The operation is similar to our blown pipe. Once again, the combination of the jet driver and a tuned delay is the basis of the model. In fact, the jet driver is identical to the one in the blown pipe model.
It’s the delay line that’s different. In fact, there are two delays, one each in the Left Side Pipe and Right Side Pipe.
Let’s trace the signal flow. We’ll begin with the Left Side Pipe. This section contains a delay line, a lowpass filter, and a gain control. The output then goes to the Right Side Pipe, and is inverted as it enters. The Right Side Pipe is identical. It contains another delay line, a lowpass filter, and a gain control. The output then returns to the Left Side Pipe, and is again inverted as it enters. Notice that the lowpass filters and gain controls have matching characteristics, but that the delay lines can have different lengths.
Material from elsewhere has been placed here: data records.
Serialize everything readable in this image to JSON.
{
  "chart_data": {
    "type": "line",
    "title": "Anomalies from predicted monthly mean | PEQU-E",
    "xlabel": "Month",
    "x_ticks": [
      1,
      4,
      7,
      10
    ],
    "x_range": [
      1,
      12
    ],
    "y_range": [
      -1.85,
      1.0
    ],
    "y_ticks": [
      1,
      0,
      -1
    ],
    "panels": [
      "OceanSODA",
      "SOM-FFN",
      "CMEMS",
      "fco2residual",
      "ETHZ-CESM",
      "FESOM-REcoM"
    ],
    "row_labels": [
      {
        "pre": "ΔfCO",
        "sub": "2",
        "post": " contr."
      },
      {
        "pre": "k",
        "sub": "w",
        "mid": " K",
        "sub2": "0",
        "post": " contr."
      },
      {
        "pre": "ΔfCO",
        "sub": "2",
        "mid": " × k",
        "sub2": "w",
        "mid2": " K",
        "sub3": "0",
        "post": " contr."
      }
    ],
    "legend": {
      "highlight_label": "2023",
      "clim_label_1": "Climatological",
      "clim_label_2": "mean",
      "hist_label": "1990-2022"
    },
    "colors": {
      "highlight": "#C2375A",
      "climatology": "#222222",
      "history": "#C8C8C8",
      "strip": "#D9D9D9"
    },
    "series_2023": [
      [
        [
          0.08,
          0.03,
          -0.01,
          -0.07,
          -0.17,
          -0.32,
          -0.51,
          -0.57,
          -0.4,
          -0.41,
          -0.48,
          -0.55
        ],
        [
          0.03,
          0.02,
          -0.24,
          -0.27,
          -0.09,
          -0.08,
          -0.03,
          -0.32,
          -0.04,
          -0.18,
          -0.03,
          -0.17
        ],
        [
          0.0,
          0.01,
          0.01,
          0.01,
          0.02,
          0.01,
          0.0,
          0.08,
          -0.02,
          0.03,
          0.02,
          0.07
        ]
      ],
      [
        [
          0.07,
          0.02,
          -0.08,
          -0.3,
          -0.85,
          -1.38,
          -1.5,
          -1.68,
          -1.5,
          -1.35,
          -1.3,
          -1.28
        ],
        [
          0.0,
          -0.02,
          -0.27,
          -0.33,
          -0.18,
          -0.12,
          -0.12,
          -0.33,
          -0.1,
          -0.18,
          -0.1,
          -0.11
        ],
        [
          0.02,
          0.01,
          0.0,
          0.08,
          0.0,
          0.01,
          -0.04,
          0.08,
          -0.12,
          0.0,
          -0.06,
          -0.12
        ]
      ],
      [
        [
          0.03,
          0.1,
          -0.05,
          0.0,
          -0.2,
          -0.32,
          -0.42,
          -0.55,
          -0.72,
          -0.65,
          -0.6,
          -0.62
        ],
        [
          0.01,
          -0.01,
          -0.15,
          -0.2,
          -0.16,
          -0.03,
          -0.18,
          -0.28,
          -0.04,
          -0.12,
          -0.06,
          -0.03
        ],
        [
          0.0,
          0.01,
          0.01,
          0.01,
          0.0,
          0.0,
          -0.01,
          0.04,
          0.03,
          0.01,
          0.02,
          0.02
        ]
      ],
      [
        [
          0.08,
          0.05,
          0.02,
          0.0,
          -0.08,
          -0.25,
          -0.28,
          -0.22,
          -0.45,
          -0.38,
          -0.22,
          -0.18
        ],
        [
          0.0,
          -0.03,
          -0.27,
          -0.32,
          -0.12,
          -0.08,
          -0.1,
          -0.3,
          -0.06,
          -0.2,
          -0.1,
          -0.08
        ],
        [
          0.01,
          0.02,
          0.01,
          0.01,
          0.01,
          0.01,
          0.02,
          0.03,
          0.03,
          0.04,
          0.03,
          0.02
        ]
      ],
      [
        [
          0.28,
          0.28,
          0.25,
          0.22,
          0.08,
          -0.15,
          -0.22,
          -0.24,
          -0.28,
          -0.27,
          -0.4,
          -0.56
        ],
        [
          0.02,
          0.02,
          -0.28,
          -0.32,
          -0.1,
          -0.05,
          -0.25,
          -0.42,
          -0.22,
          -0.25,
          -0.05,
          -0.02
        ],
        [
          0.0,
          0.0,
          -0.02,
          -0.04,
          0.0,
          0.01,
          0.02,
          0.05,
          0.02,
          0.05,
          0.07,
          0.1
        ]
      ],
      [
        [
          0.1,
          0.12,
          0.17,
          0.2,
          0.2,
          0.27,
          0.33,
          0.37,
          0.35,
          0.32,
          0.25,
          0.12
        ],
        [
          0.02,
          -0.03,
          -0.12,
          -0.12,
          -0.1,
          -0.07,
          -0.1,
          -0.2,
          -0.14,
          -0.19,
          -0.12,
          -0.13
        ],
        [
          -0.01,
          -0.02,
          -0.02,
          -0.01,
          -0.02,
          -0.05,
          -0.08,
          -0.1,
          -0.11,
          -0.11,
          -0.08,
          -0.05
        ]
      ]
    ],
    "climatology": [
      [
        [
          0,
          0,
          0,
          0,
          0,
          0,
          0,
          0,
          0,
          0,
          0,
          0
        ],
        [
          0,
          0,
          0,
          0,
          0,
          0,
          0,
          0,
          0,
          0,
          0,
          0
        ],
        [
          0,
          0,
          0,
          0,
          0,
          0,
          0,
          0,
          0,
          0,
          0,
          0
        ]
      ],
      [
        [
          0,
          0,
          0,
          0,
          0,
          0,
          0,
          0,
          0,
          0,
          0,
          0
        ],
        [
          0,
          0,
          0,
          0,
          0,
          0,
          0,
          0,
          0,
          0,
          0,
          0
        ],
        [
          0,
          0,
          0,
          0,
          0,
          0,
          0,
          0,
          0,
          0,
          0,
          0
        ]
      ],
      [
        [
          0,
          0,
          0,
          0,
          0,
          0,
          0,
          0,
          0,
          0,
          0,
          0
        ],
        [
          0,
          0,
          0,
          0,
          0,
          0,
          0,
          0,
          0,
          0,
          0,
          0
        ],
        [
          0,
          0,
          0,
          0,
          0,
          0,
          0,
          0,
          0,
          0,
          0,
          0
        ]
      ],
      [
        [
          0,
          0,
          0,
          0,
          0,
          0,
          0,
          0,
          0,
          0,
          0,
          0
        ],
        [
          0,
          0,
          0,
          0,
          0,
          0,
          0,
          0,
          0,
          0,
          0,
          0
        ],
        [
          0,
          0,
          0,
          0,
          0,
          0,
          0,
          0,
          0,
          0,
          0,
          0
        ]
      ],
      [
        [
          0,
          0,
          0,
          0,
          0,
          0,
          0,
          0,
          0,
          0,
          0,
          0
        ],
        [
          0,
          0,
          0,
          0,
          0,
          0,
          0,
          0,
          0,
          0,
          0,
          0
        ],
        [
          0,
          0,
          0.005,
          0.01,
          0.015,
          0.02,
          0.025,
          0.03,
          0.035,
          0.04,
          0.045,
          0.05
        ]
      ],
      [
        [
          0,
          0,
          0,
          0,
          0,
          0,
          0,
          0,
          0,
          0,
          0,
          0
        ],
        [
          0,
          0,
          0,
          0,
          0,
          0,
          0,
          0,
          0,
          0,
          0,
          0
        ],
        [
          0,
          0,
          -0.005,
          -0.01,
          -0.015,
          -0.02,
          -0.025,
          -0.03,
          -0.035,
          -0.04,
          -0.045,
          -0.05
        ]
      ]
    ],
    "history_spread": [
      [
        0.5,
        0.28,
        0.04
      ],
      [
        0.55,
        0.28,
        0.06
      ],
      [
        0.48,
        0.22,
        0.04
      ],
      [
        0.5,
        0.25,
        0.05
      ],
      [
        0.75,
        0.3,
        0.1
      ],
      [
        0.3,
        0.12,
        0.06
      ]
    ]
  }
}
It turns out that this loop is, in fact, the standard physical model of a string. One delay represents the length of string from the pick to the bridge, and the other delay represents the length of string from the pick to the nut. The lowpass filters and inverting gain controls represent the reflections and energy losses at the bridge and nut.
But instead of “plucking” the string by injecting a noise pulse into it, we’ve placed a jet driver at the pick point. We’ve summed the outputs of the delays, divided them in half, and then added them to the input air pressure. This feeds the jet driver. The output of the jet driver goes back into both delay lines. This kind of model is called a “blown string”. It’s an attempt to model a conical bore in an inexpensive way.
Cylindrical and conical bores
It’s the cylindrical bore of a clarinet that gives it that “woody” sound. This is because the straight bore supports only odd harmonics (more or less). The conical bores of saxophones, oboes, and bassoons are the reason that their sounds include even harmonics.
There are two common ways to model conical bores. The “physical” way is to create something called a Kelly-Lochbaum filter, containing dozens of tiny delay lines, adders, and multipliers. Using this method, any shape of bore can be created.
We don’t have a Kelly-Lochbaum module in the G2, so we’ll use the “non-physical” way: the blown string. It can’t do everything a Kelly-Lochbaum filter can do, but it’s enough to create even harmonics, and we can do the rest with EQ.
We’ll control the “shape” of our bore by controlling the ratio of the delay line lengths, via the Pan knob on the “Splitter” Pan module. If the knob is in the center, the two lengths are equal, and our pipe sounds woody, like a clarinet. But if one length is longer than the other, the sound begins to include even harmonics. Varying this control is a lot like varying the pulse width of a pulse-wave oscillator. Regardless of the position of the Pan knob, the total length of the loop remains the same, and this is why the pitch doesn’t change when the Pan knob is moved.
The delays are tuned using an old trick from the original Nord Modular: the Level Scaler Module. This module can be linked to the keyboard and adjusted to output a -6dB/octave slope. Since -6dB represents a 50% reduction, and since we want the delay line to become 50% shorter with each increasing octave, this module is perfect for the task.